Centro de Investigaciones Cardiovasculares, CONICET-La Plata, Facultad de Ciencias Médicas, UNLP, La Plata, Argentina.
J Mol Cell Cardiol. 2011 Dec;51(6):936-44. doi: 10.1016/j.yjmcc.2011.08.010. Epub 2011 Aug 19.

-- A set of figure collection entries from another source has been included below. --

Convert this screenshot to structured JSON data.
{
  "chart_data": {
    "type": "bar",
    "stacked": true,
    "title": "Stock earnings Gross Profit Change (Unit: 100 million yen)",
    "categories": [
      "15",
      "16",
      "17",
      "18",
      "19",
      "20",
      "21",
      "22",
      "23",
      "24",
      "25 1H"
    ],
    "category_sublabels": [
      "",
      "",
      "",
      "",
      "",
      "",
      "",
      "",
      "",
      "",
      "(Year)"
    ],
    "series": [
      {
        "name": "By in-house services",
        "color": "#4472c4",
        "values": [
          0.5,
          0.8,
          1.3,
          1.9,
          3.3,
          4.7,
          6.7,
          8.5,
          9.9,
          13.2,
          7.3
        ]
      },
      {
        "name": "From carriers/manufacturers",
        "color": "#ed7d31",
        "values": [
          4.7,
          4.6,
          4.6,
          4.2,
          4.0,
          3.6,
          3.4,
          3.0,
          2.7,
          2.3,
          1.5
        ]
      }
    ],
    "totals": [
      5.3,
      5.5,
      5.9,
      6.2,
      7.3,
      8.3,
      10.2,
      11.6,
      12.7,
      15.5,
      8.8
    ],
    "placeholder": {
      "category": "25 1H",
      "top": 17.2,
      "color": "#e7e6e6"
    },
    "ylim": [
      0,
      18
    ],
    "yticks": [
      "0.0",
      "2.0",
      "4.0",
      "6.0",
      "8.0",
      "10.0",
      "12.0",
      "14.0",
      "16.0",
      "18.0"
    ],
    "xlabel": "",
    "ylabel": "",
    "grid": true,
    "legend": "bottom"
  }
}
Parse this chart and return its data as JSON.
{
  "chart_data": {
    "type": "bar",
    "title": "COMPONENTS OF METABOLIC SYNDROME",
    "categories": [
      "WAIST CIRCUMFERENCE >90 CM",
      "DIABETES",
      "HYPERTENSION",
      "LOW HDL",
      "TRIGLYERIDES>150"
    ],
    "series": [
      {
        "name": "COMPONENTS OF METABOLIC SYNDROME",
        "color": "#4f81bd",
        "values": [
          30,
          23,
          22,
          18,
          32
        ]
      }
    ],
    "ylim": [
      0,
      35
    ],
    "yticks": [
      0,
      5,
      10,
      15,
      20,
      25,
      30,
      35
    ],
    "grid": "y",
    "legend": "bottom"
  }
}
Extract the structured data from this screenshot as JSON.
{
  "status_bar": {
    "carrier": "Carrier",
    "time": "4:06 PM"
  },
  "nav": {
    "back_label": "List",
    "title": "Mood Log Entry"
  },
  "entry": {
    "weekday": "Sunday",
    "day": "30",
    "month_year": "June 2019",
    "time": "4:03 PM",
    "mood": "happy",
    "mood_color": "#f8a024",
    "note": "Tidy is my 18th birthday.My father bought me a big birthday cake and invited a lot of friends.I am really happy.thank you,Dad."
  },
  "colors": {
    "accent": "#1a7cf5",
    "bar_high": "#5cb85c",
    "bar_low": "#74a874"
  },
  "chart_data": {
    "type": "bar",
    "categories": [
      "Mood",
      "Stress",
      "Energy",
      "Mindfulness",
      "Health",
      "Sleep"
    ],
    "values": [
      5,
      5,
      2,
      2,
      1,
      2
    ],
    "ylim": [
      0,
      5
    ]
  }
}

To explore whether CaMKII-dependent phosphorylation events mediate reperfusion arrhythmias, Langendorff perfused hearts were submitted to global ischemia/reperfusion. Epicardial monophasic or transmembrane action potentials and contractility were recorded. In rat hearts, reperfusion significantly increased the number of premature beats (PBs) relative to pre-ischemic values. This arrhythmic pattern was associated with a significant increase in CaMKII-dependent phosphorylation of Ser2814 on Ca(2+)-release channels (RyR2) and Thr17 on phospholamban (PLN) at the sarcoplasmic reticulum (SR). These phenomena could be prevented by the CaMKII-inhibitor KN-93. In transgenic mice with targeted inhibition of CaMKII at the SR membranes (SR-AIP), PBs were significantly decreased from 31±6 to 5±1 beats/3min with a virtually complete disappearance of early-afterdepolarizations (EADs). In mice with genetic mutation of the CaMKII phosphorylation site on RyR2 (RyR2-S2814A), PBs decreased by 51.0±14.7%. In contrast, the number of PBs upon reperfusion did not change in transgenic mice with ablation of both PLN phosphorylation sites (PLN-DM). The experiments in SR-AIP mice, in which the CaMKII inhibitor peptide is anchored in the SR membrane but also inhibits CaMKII regulation of L-type Ca(2+) channels, indicated a critical role of CaMKII-dependent phosphorylation of SR proteins and/or L-type Ca(2+) channels in reperfusion arrhythmias. The experiments in RyR2-S2814A further indicate that up to 60% of PBs related to CaMKII are dependent on the phosphorylation of RyR2-Ser2814 site and could be ascribed to delayed-afterdepolarizations (DADs). Moreover, phosphorylation of PLN-Thr17 and L-type Ca(2+) channels might contribute to reperfusion-induced PBs, by increasing SR Ca(2+) content and Ca(2+) influx.
为了探究 CaMKII 依赖性磷酸化事件是否介导再灌注心律失常,Langendorff 灌流心脏经历了整体缺血/再灌注。记录心外膜单相或跨膜动作电位和收缩性。在大鼠心脏中,与缺血前值相比,再灌注显著增加了过早搏动 (PBs) 的数量。这种心律失常模式与肌浆网 (SR) 上 Ca(2+)释放通道 (RyR2) 的 Ser2814 和磷蛋白 (PLN) 的 Thr17 上 CaMKII 依赖性磷酸化的显著增加相关。这些现象可以被 CaMKII 抑制剂 KN-93 预防。在靶向抑制 SR 膜上的 CaMKII 的转基因小鼠 (SR-AIP) 中,PBs 从 31±6 显著减少到 5±1 次/3min,早期后除极 (EADs) 几乎完全消失。在 RyR2 上的 CaMKII 磷酸化位点发生基因突变的小鼠 (RyR2-S2814A) 中,PBs 减少了 51.0±14.7%。相比之下,在 PLN 磷酸化位点均被消融的转基因小鼠 (PLN-DM) 中,再灌注时 PBs 的数量没有变化。在 SR-AIP 小鼠中的实验中,CaMKII 抑制肽锚定在 SR 膜上,但也抑制 CaMKII 对 L 型 Ca(2+)通道的调节,表明 SR 蛋白和/或 L 型 Ca(2+)通道的 CaMKII 依赖性磷酸化在再灌注心律失常中起着关键作用。在 RyR2-S2814A 中的实验进一步表明,多达 60%与 CaMKII 相关的 PBs 依赖于 RyR2-Ser2814 位点的磷酸化,并且可以归因于延迟后除极 (DADs)。此外,PLN-Thr17 和 L 型 Ca(2+)通道的磷酸化可能通过增加 SR Ca(2+) 含量和 Ca(2+)内流,导致再灌注诱导的 PBs。